L'art. 23 al. 1 LPAS
prévoit notamment que la personne aidée est tenue, sous peine de refus des
prestations, de donner aux organes qui appliquent l'aide sociale les
informations utiles sur sa situation personnelle et financière ainsi que de
leur communiquer immédiatement tout changement de nature à modifier les
prestations dont elle bénéficie. L'art. 26 al. 1 LPAS indique quant à lui que
le département réclame par voie de décision au bénéficiaire le remboursement de
toutes prestations dues, y compris celles perçues indûment. Enfin, le fait de
ne pas fournir toutes les informations utiles qui peuvent être exigées sur la
situation financière et personnelle du bénéficiaire de l'aide sociale vaudoise
peut conduire à des sanctions (voir par exemple PS 2002/0149 du
27 janvier 2003).
b) Conformément à
l'art. 9 al. 2 de la loi vaudoise sur le contrôle des habitants du 9 mai 1983
(RSV 1.2.H; ci-après : LCH), une personne est réputée établie à l'endroit où
est déposé son acte d'origine; à défaut d'un tel dépôt, à l'endroit où se
trouve le centre de ses intérêts (lieu de résidence principale). Comme le
Tribunal administratif a déjà eu l'occasion de le rappeler, la loi pose ainsi
une présomption d'établissement à l'endroit où une personne a déposé son acte
d'origine (cf. GE 1997/0053 du 1er mars 1999; RDAF 1985 p. 316).
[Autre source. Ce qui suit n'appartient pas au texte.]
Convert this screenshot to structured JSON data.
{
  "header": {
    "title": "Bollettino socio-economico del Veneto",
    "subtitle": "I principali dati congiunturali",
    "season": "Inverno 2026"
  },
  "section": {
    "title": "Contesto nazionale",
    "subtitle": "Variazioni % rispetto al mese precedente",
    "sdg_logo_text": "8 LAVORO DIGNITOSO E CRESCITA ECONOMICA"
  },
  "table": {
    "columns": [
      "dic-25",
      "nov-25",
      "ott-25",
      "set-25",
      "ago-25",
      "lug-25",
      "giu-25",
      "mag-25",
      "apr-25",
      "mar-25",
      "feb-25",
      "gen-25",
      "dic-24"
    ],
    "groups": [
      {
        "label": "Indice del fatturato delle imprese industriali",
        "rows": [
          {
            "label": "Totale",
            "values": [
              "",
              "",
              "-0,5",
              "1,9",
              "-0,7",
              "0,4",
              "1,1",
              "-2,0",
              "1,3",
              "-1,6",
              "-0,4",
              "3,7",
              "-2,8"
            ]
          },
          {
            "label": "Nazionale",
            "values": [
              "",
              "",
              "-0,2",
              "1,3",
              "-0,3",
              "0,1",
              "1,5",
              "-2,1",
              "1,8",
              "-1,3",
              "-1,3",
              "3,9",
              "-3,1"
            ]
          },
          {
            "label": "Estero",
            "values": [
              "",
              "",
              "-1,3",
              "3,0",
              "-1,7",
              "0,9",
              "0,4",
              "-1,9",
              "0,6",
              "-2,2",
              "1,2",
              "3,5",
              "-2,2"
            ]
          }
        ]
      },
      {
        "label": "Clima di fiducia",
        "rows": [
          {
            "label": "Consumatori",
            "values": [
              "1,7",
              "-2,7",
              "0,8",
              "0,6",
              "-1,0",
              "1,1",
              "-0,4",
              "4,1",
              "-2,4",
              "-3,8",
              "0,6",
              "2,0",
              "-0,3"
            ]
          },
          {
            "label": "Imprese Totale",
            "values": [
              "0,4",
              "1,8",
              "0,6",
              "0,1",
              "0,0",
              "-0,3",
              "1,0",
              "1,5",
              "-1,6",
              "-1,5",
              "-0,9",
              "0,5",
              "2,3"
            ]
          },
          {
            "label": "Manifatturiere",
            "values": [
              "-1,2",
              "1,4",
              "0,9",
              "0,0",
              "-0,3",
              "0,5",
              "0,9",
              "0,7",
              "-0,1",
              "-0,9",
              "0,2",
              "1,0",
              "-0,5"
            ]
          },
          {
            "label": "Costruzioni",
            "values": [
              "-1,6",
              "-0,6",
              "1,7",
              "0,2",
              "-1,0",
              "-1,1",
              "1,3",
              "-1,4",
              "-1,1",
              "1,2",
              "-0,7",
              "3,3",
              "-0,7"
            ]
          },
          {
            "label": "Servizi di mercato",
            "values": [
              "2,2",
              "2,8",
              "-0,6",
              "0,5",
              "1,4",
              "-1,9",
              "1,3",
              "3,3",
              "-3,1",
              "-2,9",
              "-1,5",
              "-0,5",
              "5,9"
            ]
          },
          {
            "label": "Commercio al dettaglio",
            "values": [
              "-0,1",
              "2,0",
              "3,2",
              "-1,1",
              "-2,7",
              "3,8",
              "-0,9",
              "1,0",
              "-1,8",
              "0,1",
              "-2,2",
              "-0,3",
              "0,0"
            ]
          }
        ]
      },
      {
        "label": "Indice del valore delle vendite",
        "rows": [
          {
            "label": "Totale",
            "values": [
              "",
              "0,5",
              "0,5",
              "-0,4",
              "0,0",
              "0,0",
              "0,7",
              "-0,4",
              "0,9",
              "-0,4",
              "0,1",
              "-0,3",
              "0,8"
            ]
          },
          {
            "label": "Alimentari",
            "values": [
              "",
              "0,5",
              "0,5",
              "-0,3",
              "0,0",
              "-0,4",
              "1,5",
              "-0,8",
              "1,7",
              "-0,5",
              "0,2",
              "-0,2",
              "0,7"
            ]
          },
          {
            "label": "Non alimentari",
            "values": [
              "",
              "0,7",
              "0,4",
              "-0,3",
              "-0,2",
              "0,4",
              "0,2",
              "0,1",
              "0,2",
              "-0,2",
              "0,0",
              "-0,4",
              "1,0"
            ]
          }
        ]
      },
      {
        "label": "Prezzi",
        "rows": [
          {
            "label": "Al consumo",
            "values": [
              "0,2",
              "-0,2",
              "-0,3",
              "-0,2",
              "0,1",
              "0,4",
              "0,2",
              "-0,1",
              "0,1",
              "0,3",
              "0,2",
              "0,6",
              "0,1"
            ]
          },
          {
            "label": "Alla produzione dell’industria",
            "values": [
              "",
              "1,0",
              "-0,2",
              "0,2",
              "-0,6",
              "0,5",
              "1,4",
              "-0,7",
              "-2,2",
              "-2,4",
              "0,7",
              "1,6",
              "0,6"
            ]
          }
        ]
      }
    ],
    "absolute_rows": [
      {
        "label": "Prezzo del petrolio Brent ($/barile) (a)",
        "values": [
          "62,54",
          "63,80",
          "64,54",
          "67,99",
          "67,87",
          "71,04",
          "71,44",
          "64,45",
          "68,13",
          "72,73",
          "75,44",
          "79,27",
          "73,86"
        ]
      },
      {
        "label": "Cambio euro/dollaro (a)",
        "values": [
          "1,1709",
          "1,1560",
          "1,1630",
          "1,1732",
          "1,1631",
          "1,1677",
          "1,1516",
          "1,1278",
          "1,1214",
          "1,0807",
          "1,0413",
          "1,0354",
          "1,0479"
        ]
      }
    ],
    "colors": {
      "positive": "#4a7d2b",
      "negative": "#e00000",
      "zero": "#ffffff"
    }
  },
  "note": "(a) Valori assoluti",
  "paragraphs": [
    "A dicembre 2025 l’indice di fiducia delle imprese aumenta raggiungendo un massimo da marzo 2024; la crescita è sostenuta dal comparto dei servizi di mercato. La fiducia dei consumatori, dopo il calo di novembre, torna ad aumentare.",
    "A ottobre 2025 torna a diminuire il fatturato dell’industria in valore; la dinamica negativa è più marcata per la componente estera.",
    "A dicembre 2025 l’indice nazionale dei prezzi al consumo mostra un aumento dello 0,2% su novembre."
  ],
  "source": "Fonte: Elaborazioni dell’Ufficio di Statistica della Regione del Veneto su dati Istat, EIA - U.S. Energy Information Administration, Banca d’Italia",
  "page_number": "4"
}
Cette présomption, réfragable, ne saurait par exemple prévaloir sur le fait que
les intéressés ne séjournent plus, depuis plusieurs années, à l'endroit où ils
ont déposé leurs papiers (cf. GE 2003/0109 du 10 mars 2004).
2. Le Tribunal relève
qu'il ne peut qu'approuver un contrôle et une surveillance stricts dans le
cadre de l'octroi des prestations de l'aide sociale (cf. PS 2003/0074 du 12
septembre 2003). Il ne fait pas de doute que la recourante devait communiquer
aux autorités de l'aide sociale le fait nouveau de l'inscription de son fils à
son adresse au contrôle des habitants et qu'elle devait fournir immédiatement
les explications qu'elle a données depuis. Toutefois, la prétendue
domiciliation de son fils chez elle ne visait pas à améliorer le quotidien de
la recourante (il n'y avait pas de contre-prestation financière aux services
que l'intéressée acceptait de rendre à un fils au statut instable et confronté
de manière récurrente à des difficultés de drogue ou d'alcool); en outre, B.
X.________ ne passait que tous les 15 jours "quand c'était possible",
pour voir son fils, relever son courrier et prendre son linge, et ne restait,
dans la règle, pas longtemps. Dans ces conditions, au vu des motifs
convaincants qu'avait la recourante de considérer que l'arrangement avec son
fils ne constituait pas un changement de situation personnelle intéressant les
autorités, le Tribunal retiendra à charge de l'intéressée une négligence
légère. On observera par ailleurs que l'assistante sociale responsable du
dossier de la recourante a rendu compte que l'assurée devait être tenue pour
une personne de bonne foi et que le SPAS n'exclut pas un "malentendu"
sur l'obligation d'informer.
Il s'avère en
définitive que la recourante et son fils n'ont pas vécu sous le même toit et
n'ont pas formé de communauté économique au sens des règles d'application de
l'ASV rappelées ci-dessus (II-12.6). La présomption invoquée par la représentante
du SPAS d'une domiciliation est en l'occurrence renversée par l'instruction
faite en audience. Partant, il n'y a eu aucun dommage causé à l'assurance,
nonobstant le constat par le CSI, devenu sans objet, de versements de
prestations non dues à concurrence de 35'243 fr. 45.
Il résulte de ce qui
précède que le cas est en définitive de si peu de gravité qu'il ne se justifie
pas de prononcer de sanction à l'encontre de la recourante.
3. Le recours est admis et
la décision annulée. Le présent arrêt est rendu sans frais.
Par ces motifs
le Tribunal administratif
arrête:
Faits
I. Le recours est
admis.
Considérants
II. La décision du
Centre social intercommunal de Montreux, du 23 octobre 2003,
est annulée.
III. L'arrêt est
rendu sans frais.
jc/Lausanne, le 26 juillet 2004
Le président: Le
greffier:
Le présent
arrêt est communiqué aux destinataires de l'avis d'envoi ci-joint.